The recording industry’s campaign to crack down on file-swapping and downloading is nothing less than a spiteful slap in the face to its most dedicated customers–the hardcore fans who’ve always been the backbone of the industry, buying and supporting the music they love regardless of the vagaries of passing trends or fads.

The Recording Industry Association of America, well-funded lobbyists for the five global corporations that control 85 percent of the music business, insist that their new targets–college kids who use their universities’ high-speed Internet lines to fill their hard drives with free music–are the moral equivalent of shoplifters.

They argue that this “thievery” deprives musicians of money that’s rightfully theirs (never mind the fact that few artists ever see royalties from major-label releases). They say it drives prices up for everyone else (even though the industry itself has long raised prices over the objections of artists, retailers and consumers), and it will ultimately “kill” the music business (or at least minimize the executives’ fat annual bonuses).
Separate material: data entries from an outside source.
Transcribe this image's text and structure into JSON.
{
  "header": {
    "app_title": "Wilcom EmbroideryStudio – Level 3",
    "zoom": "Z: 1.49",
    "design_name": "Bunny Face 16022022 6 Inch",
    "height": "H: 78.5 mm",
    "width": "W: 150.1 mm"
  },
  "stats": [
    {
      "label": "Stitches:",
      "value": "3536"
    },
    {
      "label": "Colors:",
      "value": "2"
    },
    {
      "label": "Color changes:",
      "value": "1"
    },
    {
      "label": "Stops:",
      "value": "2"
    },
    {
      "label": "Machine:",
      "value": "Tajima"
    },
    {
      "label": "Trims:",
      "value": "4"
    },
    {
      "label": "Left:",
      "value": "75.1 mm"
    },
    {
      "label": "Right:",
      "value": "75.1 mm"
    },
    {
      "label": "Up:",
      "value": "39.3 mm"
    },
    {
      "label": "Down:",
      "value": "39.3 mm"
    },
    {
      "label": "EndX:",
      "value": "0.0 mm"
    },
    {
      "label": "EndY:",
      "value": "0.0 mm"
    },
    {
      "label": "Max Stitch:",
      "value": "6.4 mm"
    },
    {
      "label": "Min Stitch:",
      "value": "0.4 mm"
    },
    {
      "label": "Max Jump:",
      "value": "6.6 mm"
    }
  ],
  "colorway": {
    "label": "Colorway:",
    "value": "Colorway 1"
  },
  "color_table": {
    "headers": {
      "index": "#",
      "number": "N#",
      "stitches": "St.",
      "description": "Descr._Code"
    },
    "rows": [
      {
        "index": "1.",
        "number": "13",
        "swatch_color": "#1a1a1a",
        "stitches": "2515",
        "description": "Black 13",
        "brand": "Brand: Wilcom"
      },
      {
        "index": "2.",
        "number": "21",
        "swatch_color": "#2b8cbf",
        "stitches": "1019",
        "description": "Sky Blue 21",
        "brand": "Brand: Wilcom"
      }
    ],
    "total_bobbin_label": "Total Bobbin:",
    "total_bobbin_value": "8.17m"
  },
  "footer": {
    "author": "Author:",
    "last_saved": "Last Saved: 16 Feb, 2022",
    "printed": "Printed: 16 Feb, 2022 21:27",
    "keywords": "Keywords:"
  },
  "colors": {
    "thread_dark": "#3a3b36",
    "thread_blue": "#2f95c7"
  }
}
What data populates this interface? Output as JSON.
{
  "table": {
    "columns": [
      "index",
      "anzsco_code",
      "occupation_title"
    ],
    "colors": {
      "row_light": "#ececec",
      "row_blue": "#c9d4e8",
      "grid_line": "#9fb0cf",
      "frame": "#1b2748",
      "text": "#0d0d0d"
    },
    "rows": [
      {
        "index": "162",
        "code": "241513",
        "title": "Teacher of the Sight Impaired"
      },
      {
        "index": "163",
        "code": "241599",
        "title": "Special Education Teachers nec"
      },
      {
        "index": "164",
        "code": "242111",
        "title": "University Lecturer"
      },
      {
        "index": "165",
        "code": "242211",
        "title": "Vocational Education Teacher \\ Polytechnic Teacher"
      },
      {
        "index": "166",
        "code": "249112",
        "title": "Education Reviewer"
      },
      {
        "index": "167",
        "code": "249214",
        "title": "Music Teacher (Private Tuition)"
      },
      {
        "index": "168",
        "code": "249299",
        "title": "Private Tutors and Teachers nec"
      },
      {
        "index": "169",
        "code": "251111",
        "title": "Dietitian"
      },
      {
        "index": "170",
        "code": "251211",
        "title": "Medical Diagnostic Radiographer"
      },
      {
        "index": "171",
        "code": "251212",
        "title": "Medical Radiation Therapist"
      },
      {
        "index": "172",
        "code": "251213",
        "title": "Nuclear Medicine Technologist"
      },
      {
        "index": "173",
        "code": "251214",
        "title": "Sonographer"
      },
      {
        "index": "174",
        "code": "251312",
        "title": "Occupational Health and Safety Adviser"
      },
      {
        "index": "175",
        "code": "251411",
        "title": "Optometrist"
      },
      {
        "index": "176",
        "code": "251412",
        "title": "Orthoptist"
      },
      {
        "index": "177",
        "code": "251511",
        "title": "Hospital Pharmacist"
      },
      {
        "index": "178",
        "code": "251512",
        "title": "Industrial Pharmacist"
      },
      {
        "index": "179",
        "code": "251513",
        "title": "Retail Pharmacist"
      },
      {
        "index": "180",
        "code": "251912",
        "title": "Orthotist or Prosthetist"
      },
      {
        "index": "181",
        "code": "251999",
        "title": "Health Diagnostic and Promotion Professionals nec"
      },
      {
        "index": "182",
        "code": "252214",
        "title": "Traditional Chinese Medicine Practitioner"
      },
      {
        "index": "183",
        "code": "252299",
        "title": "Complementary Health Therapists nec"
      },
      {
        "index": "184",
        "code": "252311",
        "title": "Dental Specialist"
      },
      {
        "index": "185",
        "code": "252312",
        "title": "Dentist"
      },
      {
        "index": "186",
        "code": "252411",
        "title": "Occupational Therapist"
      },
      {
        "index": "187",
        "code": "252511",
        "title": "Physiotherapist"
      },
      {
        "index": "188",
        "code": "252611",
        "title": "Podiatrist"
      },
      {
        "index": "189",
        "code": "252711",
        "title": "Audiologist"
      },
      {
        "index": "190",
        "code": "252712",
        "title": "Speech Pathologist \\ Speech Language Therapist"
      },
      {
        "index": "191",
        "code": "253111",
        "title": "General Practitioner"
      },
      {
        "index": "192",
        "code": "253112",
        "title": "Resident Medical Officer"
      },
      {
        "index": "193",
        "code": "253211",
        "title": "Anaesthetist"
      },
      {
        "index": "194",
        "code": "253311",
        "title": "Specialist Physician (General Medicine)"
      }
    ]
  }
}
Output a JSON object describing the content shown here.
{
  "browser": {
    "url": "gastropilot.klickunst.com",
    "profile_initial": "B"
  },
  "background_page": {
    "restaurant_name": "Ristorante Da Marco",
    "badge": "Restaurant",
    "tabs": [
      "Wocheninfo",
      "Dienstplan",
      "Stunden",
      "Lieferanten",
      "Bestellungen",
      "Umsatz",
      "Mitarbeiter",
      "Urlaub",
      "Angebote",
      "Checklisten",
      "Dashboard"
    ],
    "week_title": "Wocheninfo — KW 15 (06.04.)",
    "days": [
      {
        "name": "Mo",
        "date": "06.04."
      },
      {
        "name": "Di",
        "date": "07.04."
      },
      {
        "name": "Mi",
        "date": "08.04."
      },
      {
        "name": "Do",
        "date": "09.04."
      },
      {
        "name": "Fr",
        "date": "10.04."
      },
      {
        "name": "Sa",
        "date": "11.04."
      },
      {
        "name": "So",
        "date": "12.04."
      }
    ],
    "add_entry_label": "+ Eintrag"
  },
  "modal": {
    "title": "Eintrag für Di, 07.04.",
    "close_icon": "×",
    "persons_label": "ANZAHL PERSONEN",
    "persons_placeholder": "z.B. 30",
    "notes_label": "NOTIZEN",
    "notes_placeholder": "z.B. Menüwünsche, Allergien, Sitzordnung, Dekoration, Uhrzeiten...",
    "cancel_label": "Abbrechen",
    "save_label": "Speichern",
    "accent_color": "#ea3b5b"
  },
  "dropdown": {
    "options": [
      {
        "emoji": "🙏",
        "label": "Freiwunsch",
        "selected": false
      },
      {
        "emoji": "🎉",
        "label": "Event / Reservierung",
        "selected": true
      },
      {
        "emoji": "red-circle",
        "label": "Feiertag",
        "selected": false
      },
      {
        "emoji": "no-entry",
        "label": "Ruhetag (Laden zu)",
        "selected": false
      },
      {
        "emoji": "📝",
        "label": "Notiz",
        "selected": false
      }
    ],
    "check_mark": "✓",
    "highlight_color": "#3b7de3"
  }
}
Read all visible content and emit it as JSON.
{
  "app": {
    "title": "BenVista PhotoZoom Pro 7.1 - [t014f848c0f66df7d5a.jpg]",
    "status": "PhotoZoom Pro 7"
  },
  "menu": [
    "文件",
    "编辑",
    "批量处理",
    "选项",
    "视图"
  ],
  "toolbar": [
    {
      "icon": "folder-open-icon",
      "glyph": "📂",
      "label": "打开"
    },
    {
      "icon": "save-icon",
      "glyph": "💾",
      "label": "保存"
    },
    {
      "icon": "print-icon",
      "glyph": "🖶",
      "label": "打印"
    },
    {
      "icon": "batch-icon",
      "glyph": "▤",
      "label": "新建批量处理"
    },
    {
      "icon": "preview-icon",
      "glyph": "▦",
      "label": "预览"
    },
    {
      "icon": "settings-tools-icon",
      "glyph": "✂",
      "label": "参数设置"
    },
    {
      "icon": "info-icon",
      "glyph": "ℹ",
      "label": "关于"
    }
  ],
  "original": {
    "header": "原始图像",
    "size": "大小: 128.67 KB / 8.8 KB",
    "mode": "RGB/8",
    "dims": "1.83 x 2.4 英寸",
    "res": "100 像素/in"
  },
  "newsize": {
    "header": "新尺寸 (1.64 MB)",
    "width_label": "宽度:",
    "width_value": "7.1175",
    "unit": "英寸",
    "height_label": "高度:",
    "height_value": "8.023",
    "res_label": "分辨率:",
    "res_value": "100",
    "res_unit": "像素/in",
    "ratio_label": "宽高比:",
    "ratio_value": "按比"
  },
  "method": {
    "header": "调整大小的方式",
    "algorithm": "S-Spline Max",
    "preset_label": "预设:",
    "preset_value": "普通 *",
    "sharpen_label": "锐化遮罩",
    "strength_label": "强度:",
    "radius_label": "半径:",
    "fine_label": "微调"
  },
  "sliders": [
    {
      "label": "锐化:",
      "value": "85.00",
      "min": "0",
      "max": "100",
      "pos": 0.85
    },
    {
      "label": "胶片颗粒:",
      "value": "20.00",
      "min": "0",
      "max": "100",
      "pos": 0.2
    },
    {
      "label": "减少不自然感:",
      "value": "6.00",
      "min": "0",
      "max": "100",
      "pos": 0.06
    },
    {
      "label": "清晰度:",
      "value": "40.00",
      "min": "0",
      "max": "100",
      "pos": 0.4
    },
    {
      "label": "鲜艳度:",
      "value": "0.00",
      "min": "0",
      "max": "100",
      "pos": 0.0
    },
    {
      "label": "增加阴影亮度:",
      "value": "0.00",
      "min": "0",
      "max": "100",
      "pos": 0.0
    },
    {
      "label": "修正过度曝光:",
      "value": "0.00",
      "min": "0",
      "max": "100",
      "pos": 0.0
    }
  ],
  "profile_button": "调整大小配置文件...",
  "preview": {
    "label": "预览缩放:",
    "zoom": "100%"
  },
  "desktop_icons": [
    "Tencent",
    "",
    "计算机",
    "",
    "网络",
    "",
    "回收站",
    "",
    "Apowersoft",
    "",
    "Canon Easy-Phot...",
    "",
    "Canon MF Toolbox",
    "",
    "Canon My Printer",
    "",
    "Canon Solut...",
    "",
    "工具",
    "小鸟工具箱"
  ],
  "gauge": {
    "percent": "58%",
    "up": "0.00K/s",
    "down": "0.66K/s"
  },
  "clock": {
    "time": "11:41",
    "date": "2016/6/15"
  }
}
This argument is as specious as the similar beef in the early ’80s about cassettes (“Home Taping is Killing Music!” was the slogan back then), or the long-since discredited notion that videotapes would “destroy” Hollywood (in fact, video added a second lucrative market to the movie industry, which is as healthy as it’s ever been). And it’s disproved by a considerable amount of anecdotal and scientific evidence.